Summer’s Bounty Means Food For All
Irrigation is the name of the game these days. We’re going on six weeks without a drop of rain, and while that’s by no means unusual, we’re hoping for a light sprinkle sometime during the first week of September, at least to take the dust down a bit. Meanwhile, the big “rainmaker” behind the red barn at Griffin chugs away all day, pumping water down to our thirsty fields, and the wheel lines at Willows are rolling across the plantings at regular intervals. Drip lines at Ames are charged with water trucked in from the Griffin well, keeping our squashes, peppers, eggplant and other crops happily producing.
We’ve just finished harvesting our first green bean planting, which yielded nearly ten thousand pounds. With more than a hundred pods to the pound, that’s a lot of beans to pick by hand! Our next succession at Ames, three times the size of the first, will take us into early October.
Good news – there is still hope for the winter squash, judging by the looks of the plants on our last field walk; green and white acorn varieties and some of the delicatas may come through after all. Fingers are crossed for a nice long Indian summer.
Full Circle is one of several area farms working with a gleaning group called Sno-Valley Harvest this season. Wikipedia defines gleaning as “the act of collecting leftover crops from farmers’ fields after they have been commercially harvested or on fields where it is not economically profitable to harvest.” Since ancient days, many cultures and religions practiced gleaning as an early form of welfare system, and modern groups around the country these days organize gleaning projects to bring food to underserved communities along with education about nutrition and cooking.

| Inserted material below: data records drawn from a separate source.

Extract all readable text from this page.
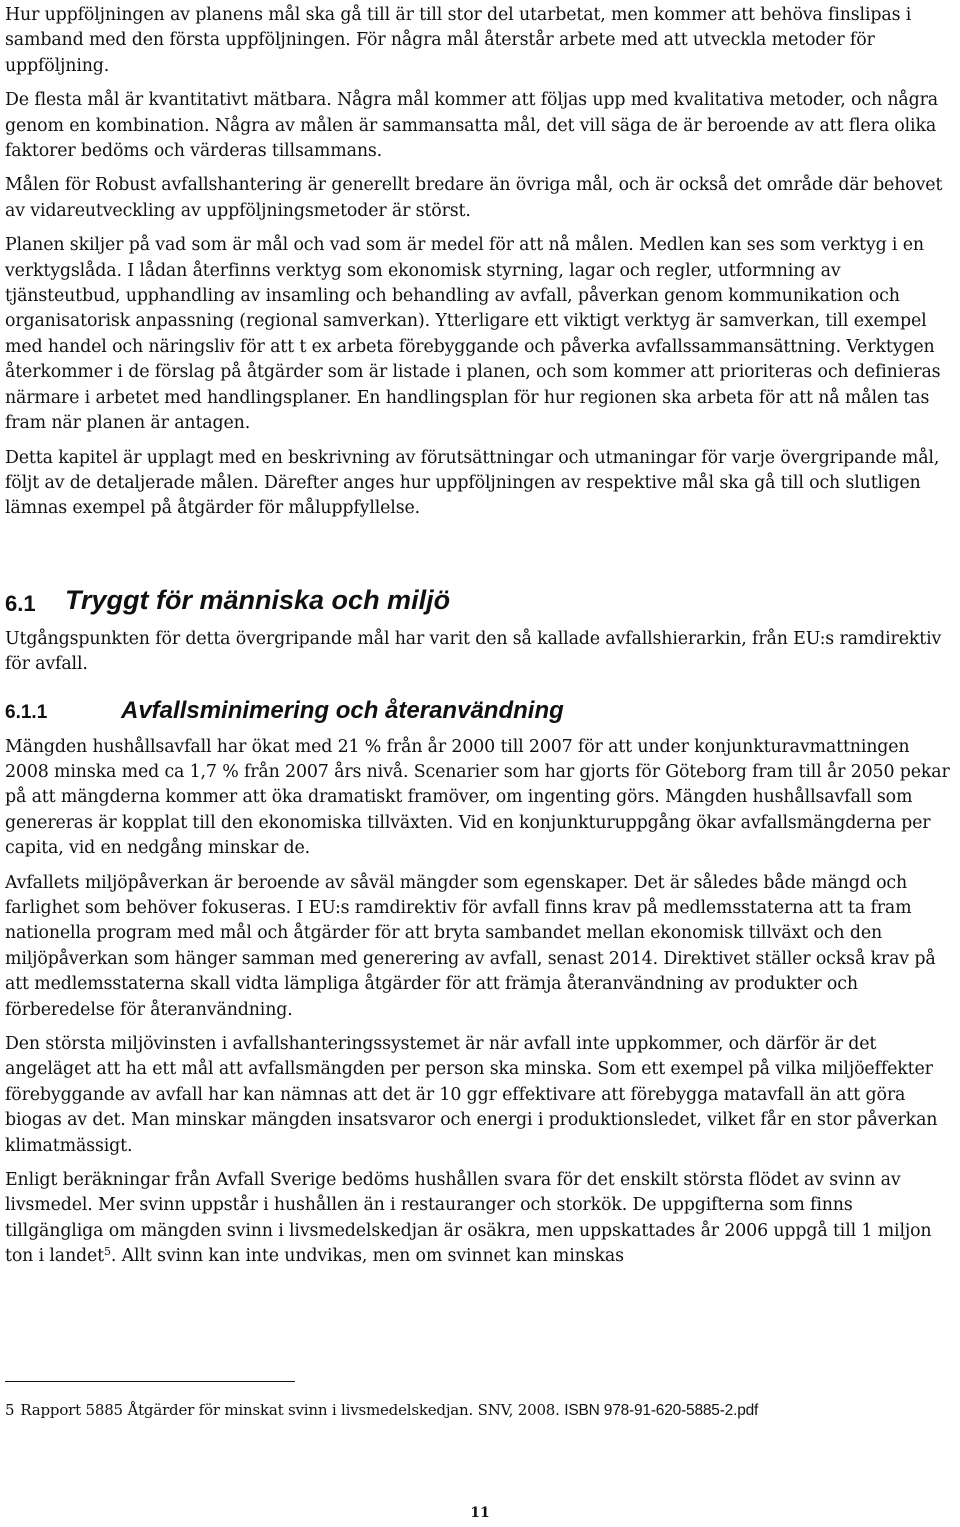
Hur uppföljningen av planens mål ska gå till är till stor del utarbetat, men kommer att behöva finslipas i samband med den första uppföljningen. För några mål återstår arbete med att utveckla metoder för uppföljning.

De flesta mål är kvantitativt mätbara. Några mål kommer att följas upp med kvalitativa metoder, och några genom en kombination. Några av målen är sammansatta mål, det vill säga de är beroende av att flera olika faktorer bedöms och värderas tillsammans.

Målen för Robust avfallshantering är generellt bredare än övriga mål, och är också det område där behovet av vidareutveckling av uppföljningsmetoder är störst.

Planen skiljer på vad som är mål och vad som är medel för att nå målen. Medlen kan ses som verktyg i en verktygslåda. I lådan återfinns verktyg som ekonomisk styrning, lagar och regler, utformning av tjänsteutbud, upphandling av insamling och behandling av avfall, påverkan genom kommunikation och organisatorisk anpassning (regional samverkan). Ytterligare ett viktigt verktyg är samverkan, till exempel med handel och näringsliv för att t ex arbeta förebyggande och påverka avfallssammansättning. Verktygen återkommer i de förslag på åtgärder som är listade i planen, och som kommer att prioriteras och definieras närmare i arbetet med handlingsplaner. En handlingsplan för hur regionen ska arbeta för att nå målen tas fram när planen är antagen.

Detta kapitel är upplagt med en beskrivning av förutsättningar och utmaningar för varje övergripande mål, följt av de detaljerade målen. Därefter anges hur uppföljningen av respektive mål ska gå till och slutligen lämnas exempel på åtgärder för måluppfyllelse.

6.1 Tryggt för människa och miljö

Utgångspunkten för detta övergripande mål har varit den så kallade avfallshierarkin, från EU:s ramdirektiv för avfall.

6.1.1	Avfallsminimering och återanvändning

Mängden hushållsavfall har ökat med 21 % från år 2000 till 2007 för att under konjunkturavmattningen 2008 minska med ca 1,7 % från 2007 års nivå. Scenarier som har gjorts för Göteborg fram till år 2050 pekar på att mängderna kommer att öka dramatiskt framöver, om ingenting görs. Mängden hushållsavfall som genereras är kopplat till den ekonomiska tillväxten. Vid en konjunkturuppgång ökar avfallsmängderna per capita, vid en nedgång minskar de.

Avfallets miljöpåverkan är beroende av såväl mängder som egenskaper. Det är således både mängd och farlighet som behöver fokuseras. I EU:s ramdirektiv för avfall finns krav på medlemsstaterna att ta fram nationella program med mål och åtgärder för att bryta sambandet mellan ekonomisk tillväxt och den miljöpåverkan som hänger samman med generering av avfall, senast 2014. Direktivet ställer också krav på att medlemsstaterna skall vidta lämpliga åtgärder för att främja återanvändning av produkter och förberedelse för återanvändning.

Den största miljövinsten i avfallshanteringssystemet är när avfall inte uppkommer, och därför är det angeläget att ha ett mål att avfallsmängden per person ska minska. Som ett exempel på vilka miljöeffekter förebyggande av avfall har kan nämnas att det är 10 ggr effektivare att förebygga matavfall än att göra biogas av det. Man minskar mängden insatsvaror och energi i produktionsledet, vilket får en stor påverkan klimatmässigt.

Enligt beräkningar från Avfall Sverige bedöms hushållen svara för det enskilt största flödet av svinn av livsmedel. Mer svinn uppstår i hushållen än i restauranger och storkök. De uppgifterna som finns tillgängliga om mängden svinn i livsmedelskedjan är osäkra, men uppskattades år 2006 uppgå till 1 miljon ton i landet$^5$. Allt svinn kan inte undvikas, men om svinnet kan minskas

5 Rapport 5885 Åtgärder för minskat svinn i livsmedelskedjan. SNV, 2008. ISBN 978-91-620-5885-2.pdf
11
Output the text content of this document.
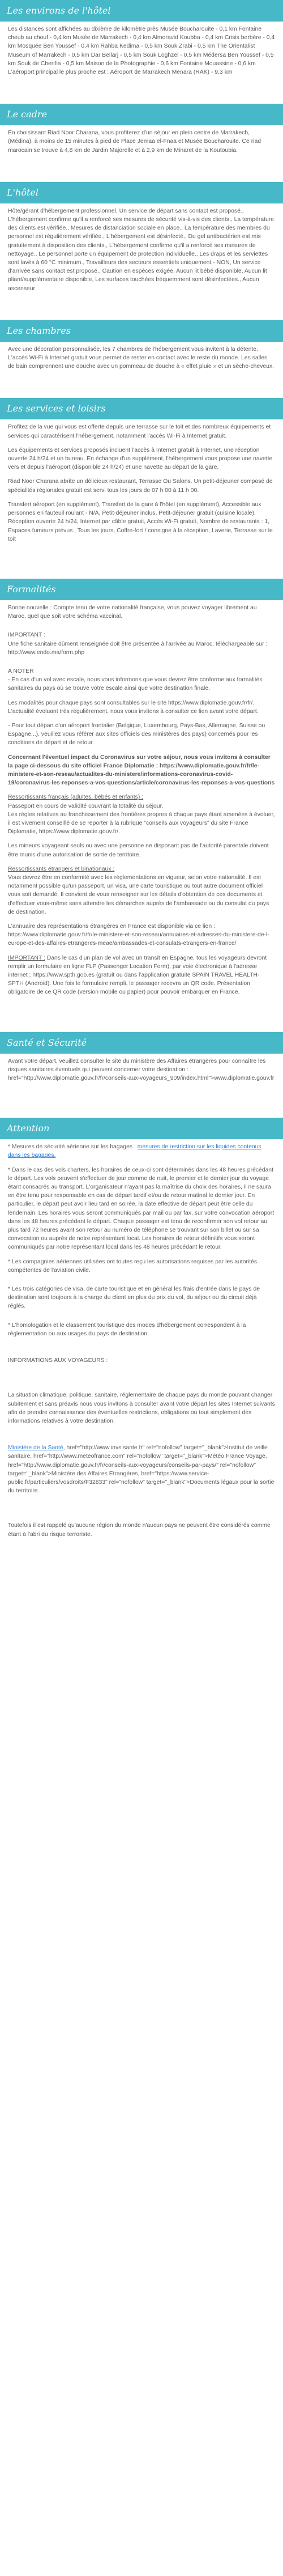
Les environs de l'hôtel

Les distances sont affichées au dixième de kilomètre près Musée Boucharouite - 0,1 km Fontaine cheub au chouf - 0,4 km Musée de Marrakech - 0,4 km Almoravid Koubba - 0,4 km Crisis berbère - 0,4 km Mosquée Ben Youssef - 0,4 km Rahba Kedima - 0,5 km Souk Zrabi - 0,5 km The Orientalist Museum of Marrakech - 0,5 km Dar Bellarj - 0,5 km Souk Loghzel - 0,5 km Médersa Ben Youssef - 0,5 km Souk de Cherifia - 0,5 km Maison de la Photographie - 0,6 km Fontaine Mouassine - 0,6 km L'aéroport principal le plus proche est : Aéroport de Marrakech Menara (RAK) - 9,3 km

Le cadre

En choisissant Riad Noor Charana, vous profiterez d'un séjour en plein centre de Marrakech, (Médina), à moins de 15 minutes à pied de Place Jemaa el-Fnaa et Musée Boucharouite. Ce riad marocain se trouve à 4,8 km de Jardin Majorelle et à 2,9 km de Minaret de la Koutoubia.

L'hôtel

Hôte/gérant d'hébergement professionnel, Un service de départ sans contact est proposé., L'hébergement confirme qu'il a renforcé ses mesures de sécurité vis-à-vis des clients., La température des clients est vérifiée., Mesures de distanciation sociale en place., La température des membres du personnel est régulièrement vérifiée., L'hébergement est désinfecté., Du gel antibactérien est mis gratuitement à disposition des clients., L'hébergement confirme qu'il a renforcé ses mesures de nettoyage., Le personnel porte un équipement de protection individuelle., Les draps et les serviettes sont lavés à 60 °C minimum., Travailleurs des secteurs essentiels uniquement - NON, Un service d'arrivée sans contact est proposé., Caution en espèces exigée, Aucun lit bébé disponible, Aucun lit pliant/supplémentaire disponible, Les surfaces touchées fréquemment sont désinfectées., Aucun ascenseur

Les chambres

Avec une décoration personnalisée, les 7 chambres de l'hébergement vous invitent à la détente. L'accès Wi-Fi à Internet gratuit vous permet de rester en contact avec le reste du monde. Les salles de bain comprennent une douche avec un pommeau de douche à « effet pluie » et un sèche-cheveux.

Les services et loisirs

Profitez de la vue qui vous est offerte depuis une terrasse sur le toit et des nombreux équipements et services qui caractérisent l'hébergement, notamment l'accès Wi-Fi à Internet gratuit.

Les équipements et services proposés incluent l'accès à Internet gratuit à Internet, une réception ouverte 24 h/24 et un bureau. En échange d'un supplément, l'hébergement vous propose une navette vers et depuis l'aéroport (disponible 24 h/24) et une navette au départ de la gare.

Riad Noor Charana abrite un délicieux restaurant, Terrasse Ou Salons. Un petit-déjeuner composé de spécialités régionales gratuit est servi tous les jours de 07 h 00 à 11 h 00.

Transfert aéroport (en supplément), Transfert de la gare à l'hôtel (en supplément), Accessible aux personnes en fauteuil roulant - N/A, Petit-déjeuner inclus, Petit-déjeuner gratuit (cuisine locale), Réception ouverte 24 h/24, Internet par câble gratuit, Accès Wi-Fi gratuit, Nombre de restaurants : 1, Espaces fumeurs prévus., Tous les jours, Coffre-fort / consigne à la réception, Laverie, Terrasse sur le toit

Formalités

Bonne nouvelle : Compte tenu de votre nationalité française, vous pouvez voyager librement au Maroc, quel que soit votre schéma vaccinal.

IMPORTANT :

Une fiche sanitaire dûment renseignée doit être présentée à l'arrivée au Maroc, téléchargeable sur : http://www.endo.ma/form.php

A NOTER

- En cas d'un vol avec escale, nous vous informons que vous devrez être conforme aux formalités sanitaires du pays où se trouve votre escale ainsi que votre destination finale.

Les modalités pour chaque pays sont consultables sur le site https://www.diplomatie.gouv.fr/fr/. L'actualité évoluant très régulièrement, nous vous invitons à consulter ce lien avant votre départ.

- Pour tout départ d'un aéroport frontalier (Belgique, Luxembourg, Pays-Bas, Allemagne, Suisse ou Espagne...), veuillez vous référer aux sites officiels des ministères des pays) concernés pour les conditions de départ et de retour.

Concernant l'éventuel impact du Coronavirus sur votre séjour, nous vous invitons à consulter la page ci-dessous du site officiel France Diplomatie : https://www.diplomatie.gouv.fr/fr/le-ministere-et-son-reseau/actualites-du-ministere/informations-coronavirus-covid-19/coronavirus-les-reponses-a-vos-questions/article/coronavirus-les-reponses-a-vos-questions

Ressortissants français (adultes, bébés et enfants) :

Passeport en cours de validité couvrant la totalité du séjour.

Les règles relatives au franchissement des frontières propres à chaque pays étant amenées à évoluer, il est vivement conseillé de se reporter à la rubrique "conseils aux voyageurs" du site France Diplomatie, https://www.diplomatie.gouv.fr/.

Les mineurs voyageant seuls ou avec une personne ne disposant pas de l'autorité parentale doivent être munis d'une autorisation de sortie de territoire.

Ressortissants étrangers et binationaux :

Vous devrez être en conformité avec les réglementations en vigueur, selon votre nationalité. Il est notamment possible qu'un passeport, un visa, une carte touristique ou tout autre document officiel vous soit demandé. Il convient de vous renseigner sur les détails d'obtention de ces documents et d'effectuer vous-même sans attendre les démarches auprès de l'ambassade ou du consulat du pays de destination.

L'annuaire des représentations étrangères en France est disponible via ce lien : https://www.diplomatie.gouv.fr/fr/le-ministere-et-son-reseau/annuaires-et-adresses-du-ministere-de-l-europe-et-des-affaires-etrangeres-meae/ambassades-et-consulats-etrangers-en-france/

IMPORTANT : Dans le cas d'un plan de vol avec un transit en Espagne, tous les voyageurs devront remplir un formulaire en ligne FLP (Passenger Location Form), par voie électronique à l'adresse internet : https://www.spth.gob.es (gratuit ou dans l'application gratuite SPAIN TRAVEL HEALTH-SPTH (Android). Une fois le formulaire rempli, le passager recevra un QR code. Présentation obligatoire de ce QR code (version mobile ou papier) pour pouvoir embarquer en France.

Santé et Sécurité

Avant votre départ, veuillez consulter le site du ministère des Affaires étrangères pour connaître les risques sanitaires éventuels qui peuvent concerner votre destination : href="http://www.diplomatie.gouv.fr/fr/conseils-aux-voyageurs_909/index.html">www.diplomatie.gouv.fr

Attention

* Mesures de sécurité aérienne sur les bagages : mesures de restriction sur les liquides contenus dans les bagages.

* Dans le cas des vols charters, les horaires de ceux-ci sont déterminés dans les 48 heures précédant le départ. Les vols peuvent s'effectuer de jour comme de nuit, le premier et le dernier jour du voyage étant consacrés au transport. L'organisateur n'ayant pas la maîtrise du choix des horaires, il ne saura en être tenu pour responsable en cas de départ tardif et/ou de retour matinal le dernier jour. En particulier, le départ peut avoir lieu tard en soirée, la date effective de départ peut être celle du lendemain. Les horaires vous seront communiqués par mail ou par fax, sur votre convocation aéroport dans les 48 heures précédant le départ. Chaque passager est tenu de reconfirmer son vol retour au plus tard 72 heures avant son retour au numéro de téléphone se trouvant sur son billet ou sur sa convocation ou auprès de notre représentant local. Les horaires de retour définitifs vous seront communiqués par notre représentant local dans les 48 heures précédant le retour.

* Les compagnies aériennes utilisées ont toutes reçu les autorisations requises par les autorités compétentes de l'aviation civile.

* Les trois catégories de visa, de carte touristique et en général les frais d'entrée dans le pays de destination sont toujours à la charge du client en plus du prix du vol, du séjour ou du circuit déjà réglés.

* L'homologation et le classement touristique des modes d'hébergement correspondent à la réglementation ou aux usages du pays de destination.

INFORMATIONS AUX VOYAGEURS :

La situation climatique, politique, sanitaire, réglementaire de chaque pays du monde pouvant changer subitement et sans préavis nous vous invitons à consulter avant votre départ les sites Internet suivants afin de prendre connaissance des éventuelles restrictions, obligations ou tout simplement des informations relatives à votre destination.

Ministère de la Santé, href="http://www.invs.sante.fr" rel="nofollow" target="_blank">Institut de veille sanitaire, href="http://www.meteofrance.com" rel="nofollow" target="_blank">Météo France Voyage, href="http://www.diplomatie.gouv.fr/fr/conseils-aux-voyageurs/conseils-par-pays/" rel="nofollow" target="_blank">Ministère des Affaires Etrangères, href="https://www.service-public.fr/particuliers/vosdroits/F32833" rel="nofollow" target="_blank">Documents légaux pour la sortie du territoire.

Toutefois il est rappelé qu'aucune région du monde n'aucun pays ne peuvent être considérés comme étant à l'abri du risque terroriste.
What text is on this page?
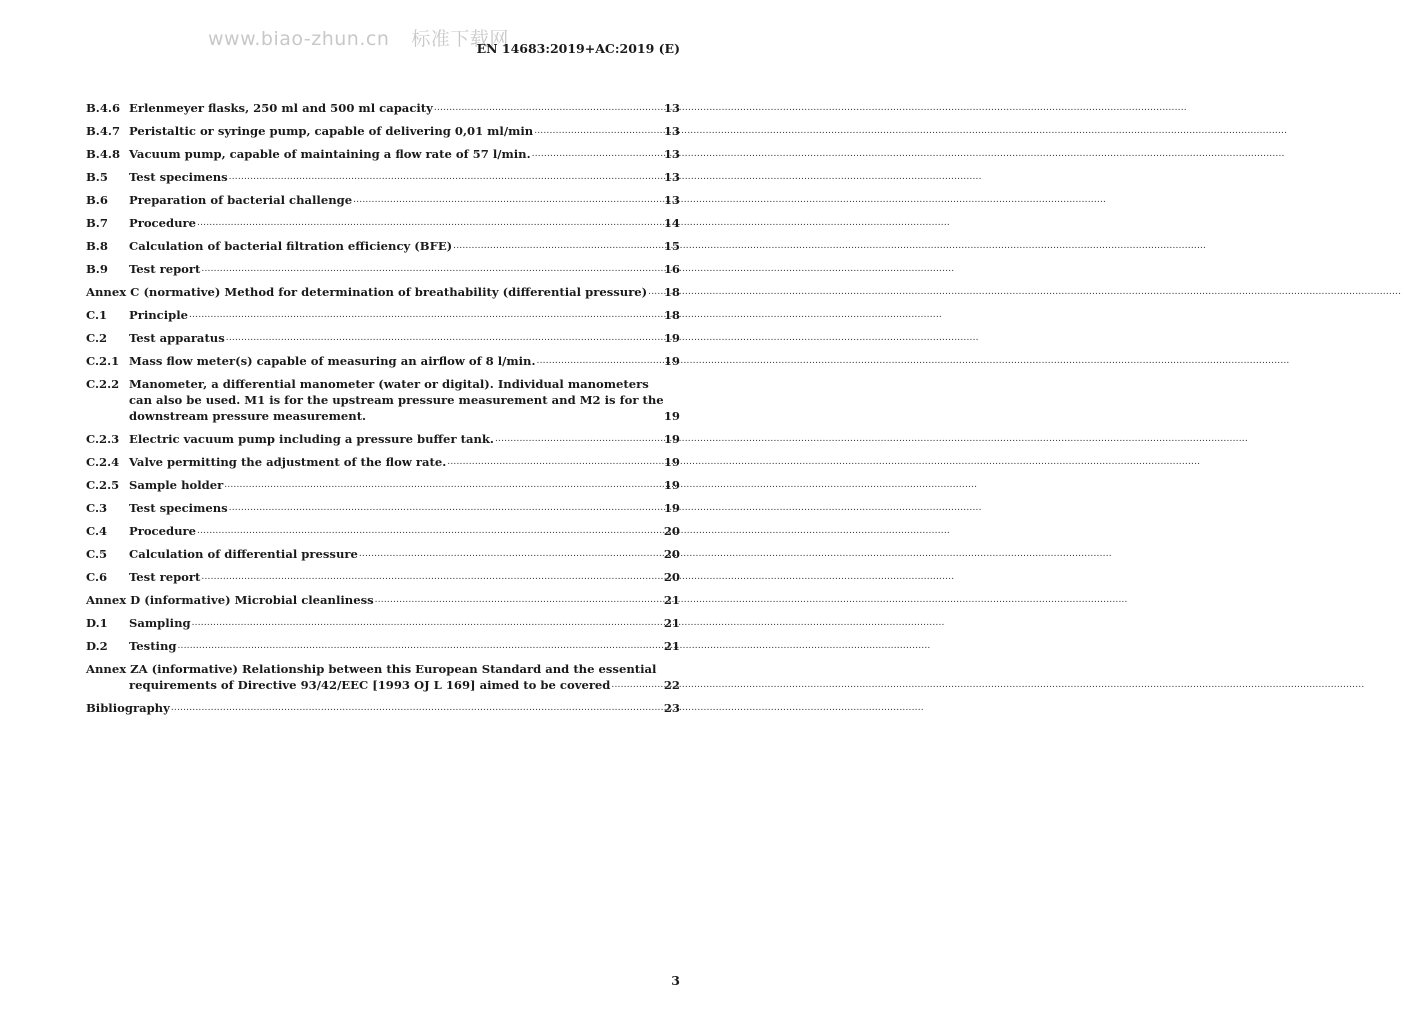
www.biao-zhun.cn 标准下载网
EN 14683:2019+AC:2019 (E)
B.4.6 Erlenmeyer flasks, 250 ml and 500 ml capacity .....	13
B.4.7 Peristaltic or syringe pump, capable of delivering 0,01 ml/min .....	13
B.4.8 Vacuum pump, capable of maintaining a flow rate of 57 l/min. .....	13
B.5	Test specimens .....	13
B.6	Preparation of bacterial challenge .....	13
B.7	Procedure .....	14
B.8	Calculation of bacterial filtration efficiency (BFE) .....	15
B.9	Test report .....	16
Annex C (normative) Method for determination of breathability (differential pressure) ..... 18
C.1	Principle .....	18
C.2	Test apparatus .....	19
C.2.1 Mass flow meter(s) capable of measuring an airflow of 8 l/min. .....	19
C.2.2 Manometer, a differential manometer (water or digital). Individual manometers can also be used. M1 is for the upstream pressure measurement and M2 is for the downstream pressure measurement.	19
C.2.3 Electric vacuum pump including a pressure buffer tank. .....	19
C.2.4 Valve permitting the adjustment of the flow rate. .....	19
C.2.5 Sample holder .....	19
C.3	Test specimens .....	19
C.4	Procedure .....	20
C.5	Calculation of differential pressure .....	20
C.6	Test report .....	20
Annex D (informative) Microbial cleanliness .....	21
D.1	Sampling .....	21
D.2	Testing .....	21
Annex ZA (informative) Relationship between this European Standard and the essential
requirements of Directive 93/42/EEC [1993 OJ L 169] aimed to be covered .....	22
Bibliography .....	23
3
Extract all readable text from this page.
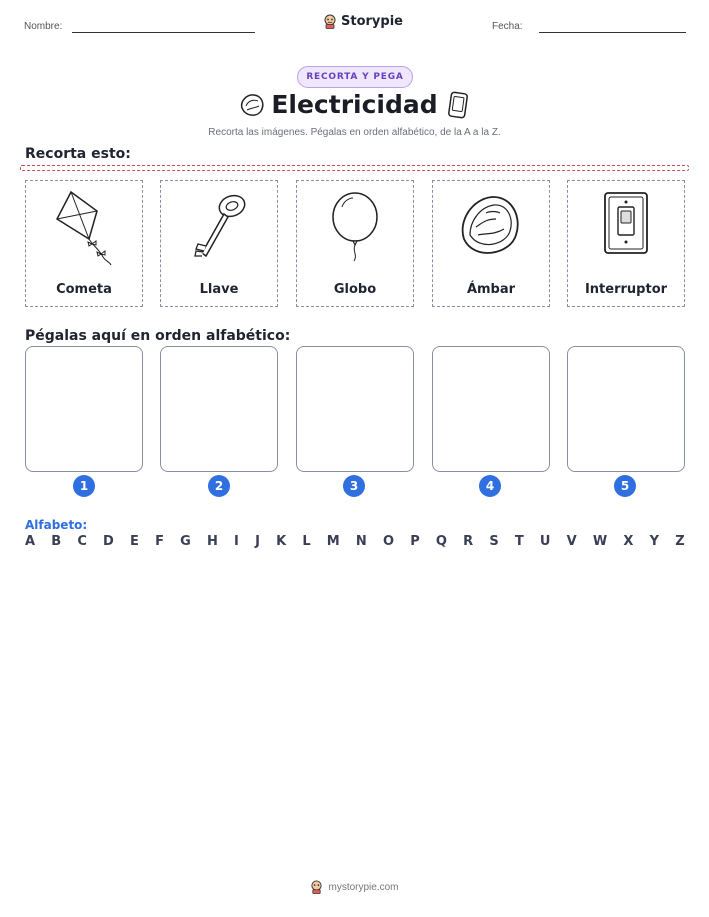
Nombre:	Storypie	Fecha:
RECORTA Y PEGA
Electricidad
Recorta las imágenes. Pégalas en orden alfabético, de la A a la Z.
Recorta esto:
Cometa	Llave	Globo	Ámbar	Interruptor
Pégalas aquí en orden alfabético:
1	2	3	4	5
Alfabeto:
A B C D E F G H I J K L M N O P Q R S T U V W X Y Z
mystorypie.com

Born of a partnership between Hopelink, Americorps VISTA, and Rotary First Harvest, Sno-Valley Harvest brings local food that would otherwise be tilled under to King County’s many food banks. Last week, a group of hardy volunteers harvested nearly six hundred pounds of lettuce we had left behind due to small size! We’re grateful for the opportunity to contribute to their efforts to get good food to those who need it most, and will welcome them back to our fields throughout the remainder of the season.